Tutti pensiamo all’estate e ai chili da smaltire. Se si ha bisogno di dimagrire occorre rivolgersi ad uno specialista che consiglierà il regime alimentare più adatto. Le diete fai da te o quelle drastiche difficilmente portano a risultati stabili e possono essere dannose per la psiche. Quando si inizia una dieta non bisogna essere troppo rigidi, perchè diminuire drasticamente le calorie può mettere a rischio l’autostima, sostiene Emilia Costa, direttore del Centro Disturbi Alimentari del Policlinico Umberto I di Roma. Un regime dimagrante deve essere equilibrato, piacevole, senza sacrifici e mortificazioni eccessivi. Una dieta funziona se l’obiettivo finale non è troppo difficile da raggiungere. Meglio evitare quindi regimi del tipo “7 kg in 7 giorni”. Se si va a cena con gli amici ci si può concedere una piccola trasgressione diminuendo il giorno dopo le calorie.

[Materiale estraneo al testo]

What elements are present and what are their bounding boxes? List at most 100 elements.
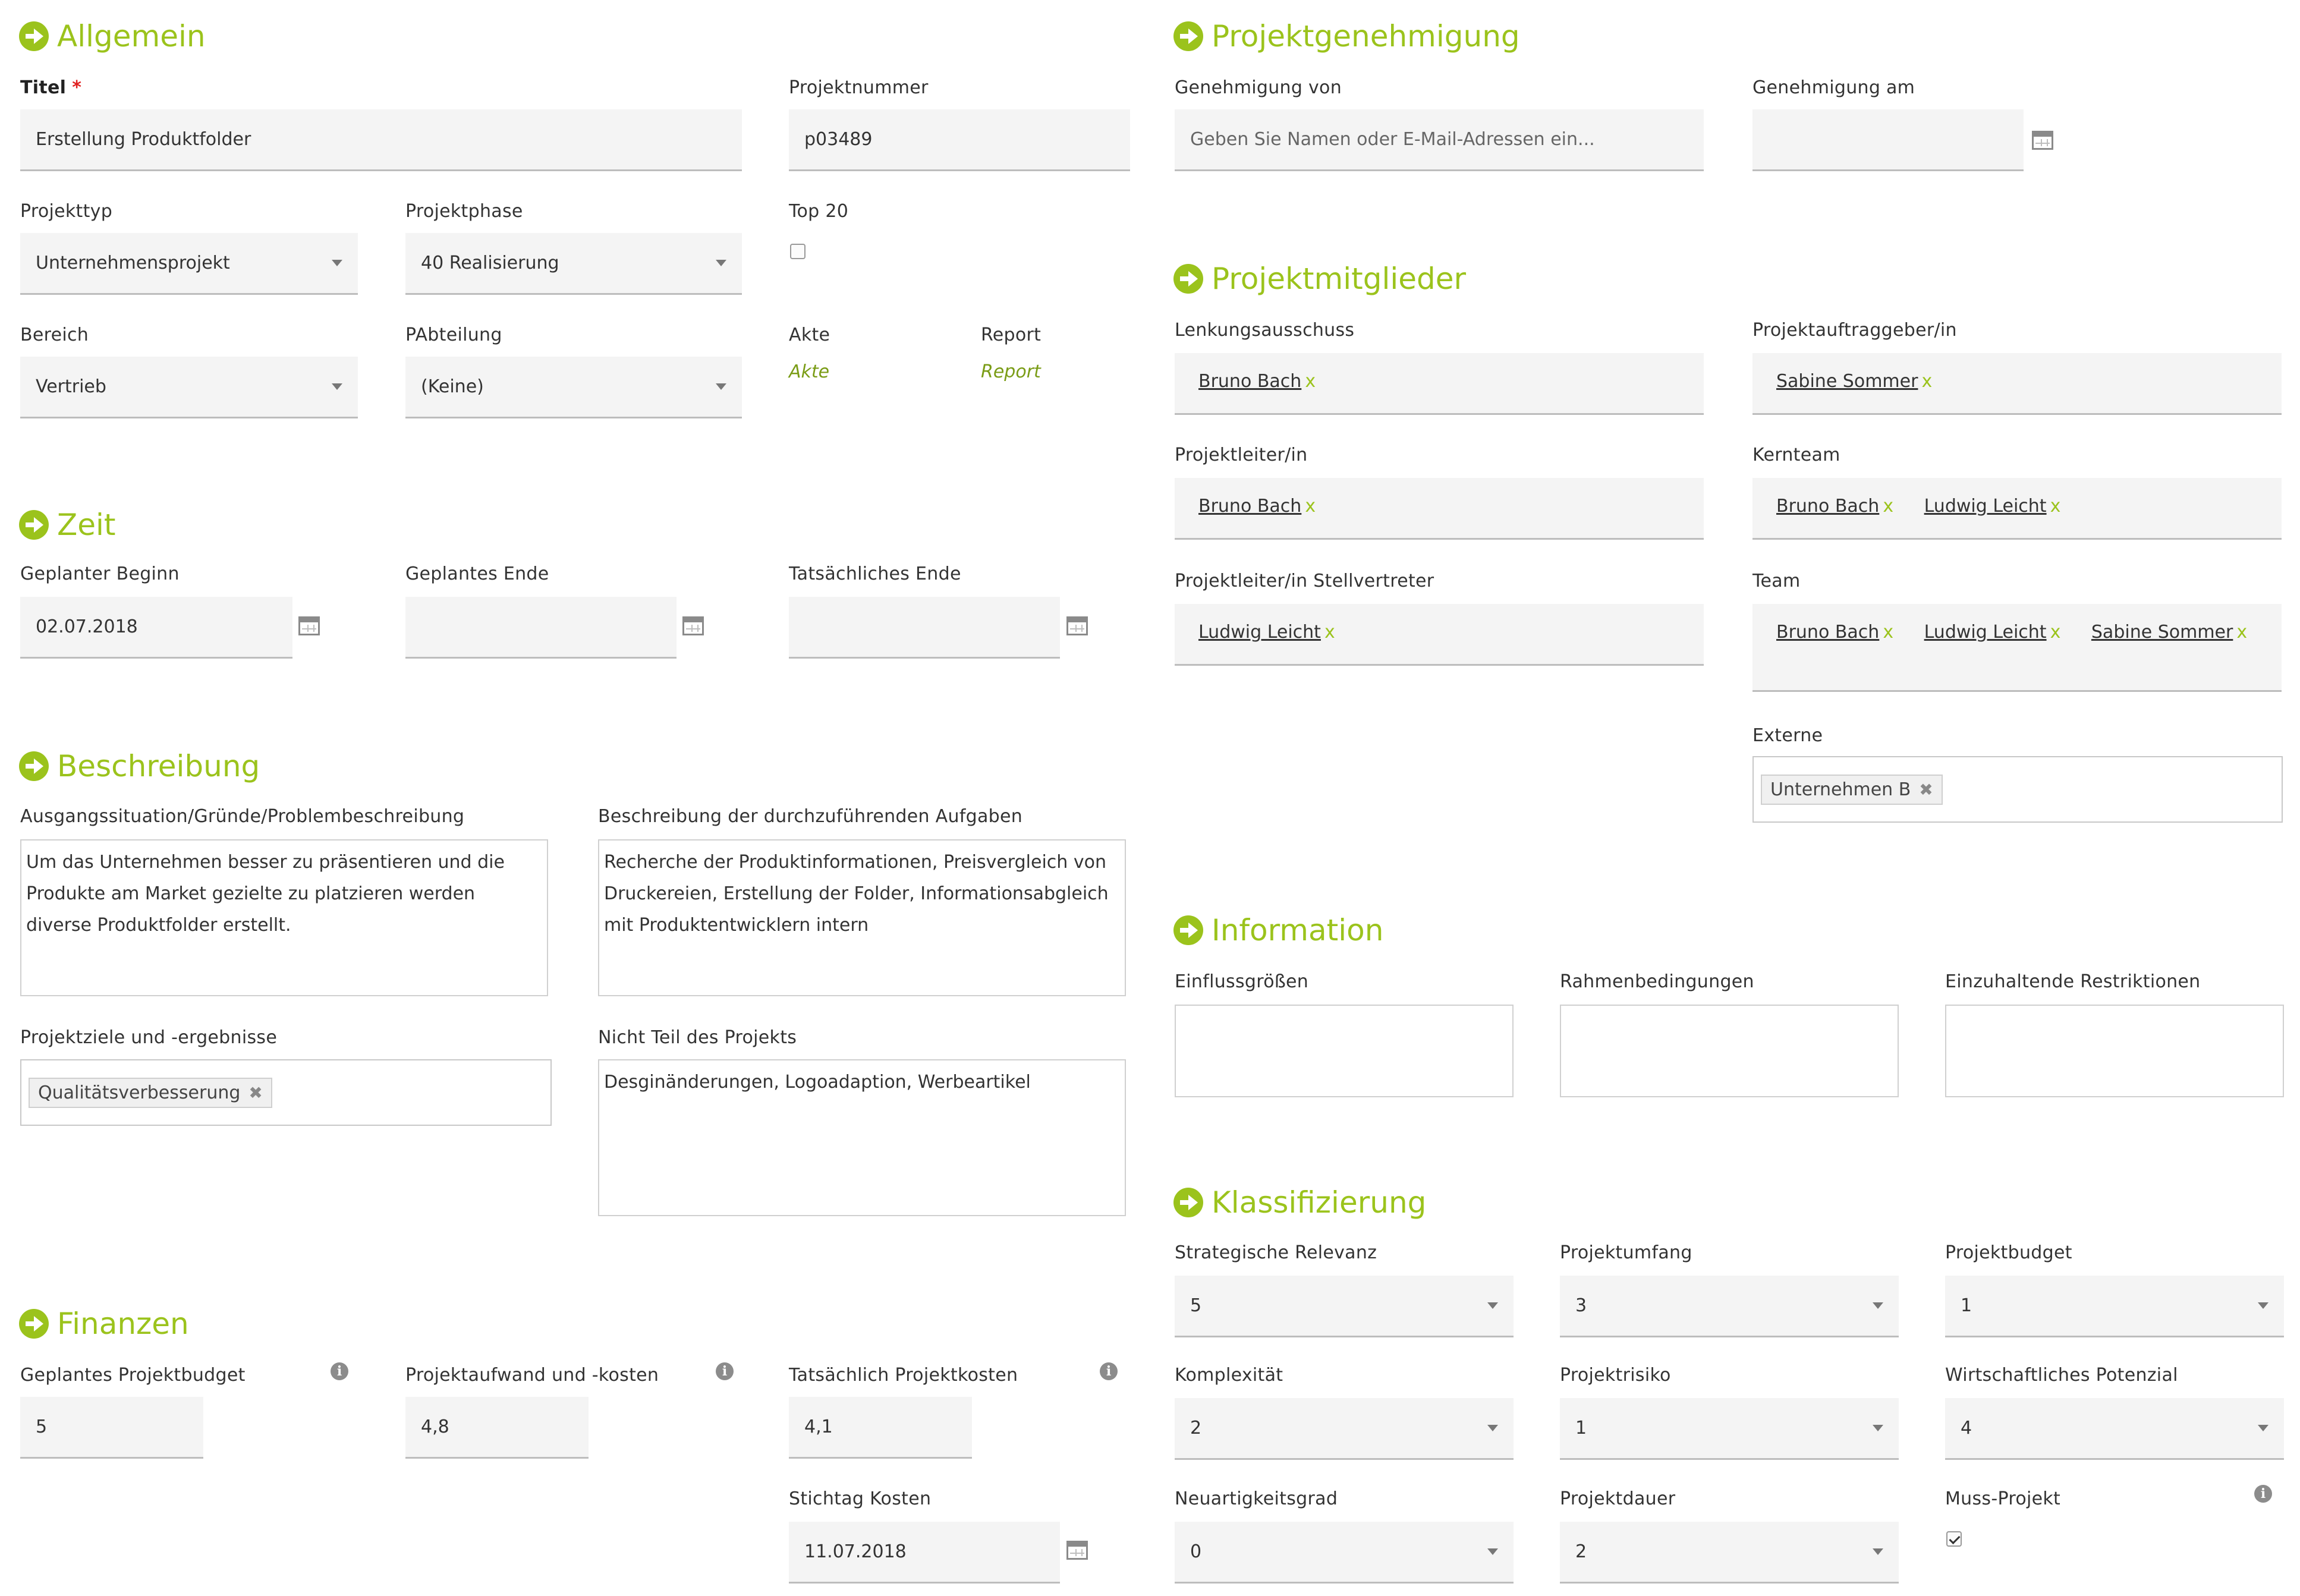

Gli sforzi eroici aumentano il rischio di un insuccesso e possono innescare disturbi alimentari. Spesso noi mangiamo per placare l’ansia, per compensare dolori e mancanza d’affetto. In questi casi si può provare la psicodieta. Stressato. Essenziale mangiare con calma verdure e frutta. Bene i cibi ricchi di Vitamina A, C ed E come carote, zucca, agrumi, rucola, cereali integrali. Emotivo. Mangiare lentamente cibi con azione sedativa (pasta e cereali) che aiutano a produrre serotonina, amica del relax. Iperattivo. Per evitare i crampi devono magiare almeno una volta alla settimana un piatto di legumi ricco di potassio. Superstanco. Sono determinanti i cibi ricchi di fibre come verdure e cereali integrali che rallentano l'assorbimento di zuccheri e grassi. Sono sconsigliati i dolci.